Era de carácter imprevisible y cambiante, engreído y egocéntrico, dicharachero y ocurrente, enérgico y fogoso, poco previsor y desordenado, gruñón y arrogante, aunque con propensión a la depresión, con magnífica memoria… Y, como todos los grandes políticos, de perfiles camaleónicos (formó parte del Partido Conservador y del Liberal, impulsando medidas sindicales como la limitación de la jornada laboral, mientras perseguía las huelgas mineras convocadas por los Trade Unions.) "Su conciencia era –decía De Gaulle– como una buena muchacha, y con ella siempre se ponía de acuerdo". Todo en él está jalonado, salvo su plácida vida conyugal con Clementine Hozier, de sobresaltos y excesos: su gusto por el brandy y el whisky, las comidas pantagruélicas, sus gruesos cigarros… Nada nuevo. Ya de niño pasó, con escaso aprovechamiento, por varias escuelas: St. George´s, St. James, Brighton y Harrow; ingresó, tras tres intentos fallidos, en la escuela militar de Sandhurst; se incorporó al Regimiento de Húsares en la India, participando en el frente de Bagalore y Bombay, en las campañas contra las tribus afganas, y como corresponsal de guerra en tierras sudanesas; y de ahí, a África del Sur, ¡nunca quieto! contra los boers, de quienes escapó en una rocambolesca huida de un tren de mercancías.
Y no les digo, si nos paramos en su vida política: más de cincuenta años en la Cámara de los Comunes, ¡si leen bien!, que arranca como diputado por Oldham (1906) y finaliza como representante por Woodford (1964), que le permitirán ocupar distintas carteras: subsecretario del Estado de Colonias, ministro de Comercio e Industria, ministro de Interior, primer lord del Almirantazgo, canciller del Ducado de Lancaster, ministro de Municiones, ministro de la Guerra y del Aire –diseñó el primer vehiculo motorizado, la llamada "locura de Churchill"–, ministro de las Colonias, canciller del Exchequer, hasta llegar a primer ministro en dos ocasiones.
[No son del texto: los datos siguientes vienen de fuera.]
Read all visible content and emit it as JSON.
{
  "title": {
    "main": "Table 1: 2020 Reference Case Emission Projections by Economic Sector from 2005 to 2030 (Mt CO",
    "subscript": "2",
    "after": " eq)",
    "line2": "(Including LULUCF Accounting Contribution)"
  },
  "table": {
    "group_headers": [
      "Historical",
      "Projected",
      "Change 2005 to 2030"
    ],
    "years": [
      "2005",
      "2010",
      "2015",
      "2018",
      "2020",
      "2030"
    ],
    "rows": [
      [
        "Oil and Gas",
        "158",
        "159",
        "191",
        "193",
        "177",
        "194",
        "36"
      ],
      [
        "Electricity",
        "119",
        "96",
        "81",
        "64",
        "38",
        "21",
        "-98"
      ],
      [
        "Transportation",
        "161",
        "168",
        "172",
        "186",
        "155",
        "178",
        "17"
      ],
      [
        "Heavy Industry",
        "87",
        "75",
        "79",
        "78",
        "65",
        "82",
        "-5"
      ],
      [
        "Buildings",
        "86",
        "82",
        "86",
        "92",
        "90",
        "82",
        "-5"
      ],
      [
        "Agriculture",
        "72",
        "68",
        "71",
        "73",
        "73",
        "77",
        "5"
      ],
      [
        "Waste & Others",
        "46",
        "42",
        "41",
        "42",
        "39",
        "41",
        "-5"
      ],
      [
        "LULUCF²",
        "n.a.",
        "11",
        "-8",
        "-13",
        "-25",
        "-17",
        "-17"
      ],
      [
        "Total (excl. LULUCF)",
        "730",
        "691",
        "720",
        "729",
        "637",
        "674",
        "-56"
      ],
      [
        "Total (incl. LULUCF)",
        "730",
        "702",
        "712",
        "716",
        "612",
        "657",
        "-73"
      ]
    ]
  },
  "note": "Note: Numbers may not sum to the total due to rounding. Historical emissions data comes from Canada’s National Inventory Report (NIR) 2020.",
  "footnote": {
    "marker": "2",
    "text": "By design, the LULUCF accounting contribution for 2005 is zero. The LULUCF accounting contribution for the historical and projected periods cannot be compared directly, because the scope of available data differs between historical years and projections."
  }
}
La primera, entre 1940 a 1945, tras la dimisión de Chamberlain y la renuncia de Lord Halifax; la que le ha abierto de par en par las mejores páginas de la historia –"…no puedo ofrecer sino sangre, esfuerzo, lágrimas y sudor… Esta es mi política… la victoria"–. Si alguien hace suyas las palabras de Albert Cohen –"Cada hombre nace y se forma para un gran momento de su vida"–, este era el de Winston Leonard Spencer Churchill. Y la segunda, entre 1951 y 1955. Años en que nunca pasó inadvertido por sus opiniones: el rechazo a la independencia de la India, su supremacismo blanco, el respaldo al matrimonio de Eduardo VIII con la señora Simpson o su oposición al sufragio femenino.